Sarah sets students up for success with The Music Box Sessions
The red-light flashes on in the studio, the mic looms ahead. A thumbs up from the producer and it’s time to record. But despite the hours of practice, shallow breaths start to take over, and sticky palms mark the guitar. Until finally fingers fumble across frets forgetting the well-rehearsed riff.
With the pressure of not messing up a recording session, any talented musician can struggle with ‘red light fever’ – freezing up when the recording light goes on in the studio. So to tackle this, Edinburgh College Learning Assistant for Music and Sound production, Sarah May introduced The Music Box Sessions – a set of extra-curricular recording sessions that allow Edinburgh College students to record a piece of music in the College’s purpose-built music teaching hub – The Music Box – and build their confidence in the studio.
Since beginning in 2022, the weekly sessions have provided a platform for roughly 40 unique students, giving them the real experience of recording music in a professional setting and helping them to work past freezing up when the recording light goes on.
Each person who performs in these sessions is related to The Music Box in some way, whether they are students, alumni or staff members performing with students, and all play in a range of classical ensembles, popular music bands, or are singer-songwriters and solo artists.
Sarah said: “My colleague Scott Hannah and I started the sessions to allow students to work on projects that they could use to develop their own portfolio, as well as to showcase the fantastic musicians we have studying music at Edinburgh College.
“The sessions provide students of all levels and disciplines with a great opportunity to gain studio experience, showcase songs they have been working on and build a portfolio of work. In the past students have used Music Box Sessions for college submissions, to promote themselves on social media, to send to promoters to get gigs or simply to show their family and friends what they get up to at college.”
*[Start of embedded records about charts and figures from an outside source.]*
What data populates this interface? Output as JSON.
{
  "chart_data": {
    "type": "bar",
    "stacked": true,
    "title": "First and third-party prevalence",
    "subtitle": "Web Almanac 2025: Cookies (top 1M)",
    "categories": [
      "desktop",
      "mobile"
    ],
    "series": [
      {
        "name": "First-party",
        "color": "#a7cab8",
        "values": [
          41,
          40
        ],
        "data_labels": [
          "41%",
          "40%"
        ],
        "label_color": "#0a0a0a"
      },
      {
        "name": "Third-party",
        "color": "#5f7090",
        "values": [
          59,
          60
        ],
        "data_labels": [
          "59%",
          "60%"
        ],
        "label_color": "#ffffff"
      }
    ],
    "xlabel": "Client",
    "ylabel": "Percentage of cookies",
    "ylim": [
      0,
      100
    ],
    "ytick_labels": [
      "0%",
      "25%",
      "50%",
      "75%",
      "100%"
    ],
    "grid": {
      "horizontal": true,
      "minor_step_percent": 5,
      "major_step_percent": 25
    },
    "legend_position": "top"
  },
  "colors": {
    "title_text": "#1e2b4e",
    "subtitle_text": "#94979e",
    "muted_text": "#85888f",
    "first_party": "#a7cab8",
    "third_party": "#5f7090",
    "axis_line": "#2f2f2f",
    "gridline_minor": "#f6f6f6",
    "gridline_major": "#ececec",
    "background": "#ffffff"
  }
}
Recorded and mixed by Sarah herself and filmed and edited by her colleague Scott Hannah, the sessions are made to feel like a real recording session, with the constraints that exist in the industry being emulated by recordings being limited to three takes.
Then, by ensuring that each session is released on social media at the same time each week – 5pm on a Friday – Sarah and Scott create a real buzz around each video so that the students can get excited about sharing their performance with their friends and family on a regular basis.
Music student, Arthur Hill, said: “The music box sessions were an amazing opportunity to record original music in a professional environment and to work amongst an incredibly experienced team. Personally, focusing on composition as my primary avenue of study, the chance to have my work performed and recorded and shared amongst a wider audience was so exciting and I’m hugely grateful to Sarah for affording me (and so many other people) that opportunity. They massively boosted my confidence as a performer and a composer.”
Music student, Charlotte Allan, added: “The sessions have positively impacted my college experience. Seeing the final result of the sessions gives me a feeling of achievement as I see all our hard work put together in a video. Sarah does a great job of mixing and editing videos in a way that displays and shows off each person’s abilities. I am inspired by her skills in mixing and editing – the videos that have been mixed and edited by Sarah have always been of a high quality.”
With her work helping students build confidence and showcasing the College’s fantastic work to a broader audience, Sarah was recently shortlisted in the Professional Services Colleague of the Year category at this year’s CDN awards.
On her shortlisting, Sarah said: “It’s fantastic! Doing the Music Box Sessions doesn’t really feel like work – so to be nominated and recognised for something that I enjoy doing and which is also adding value to the student experience is an amazing feeling.
“Scott and I are continuing to run sessions as we always have but recently have been working with individual students over a number of sessions to try and focus on a more polished end result. We are hoping to offer more sessions like these in order to make them something the students will get even more from in terms of experience. We always have lots of ideas about how to make them bigger and better and more exciting and hope that one day they will be a core part of the curriculum.”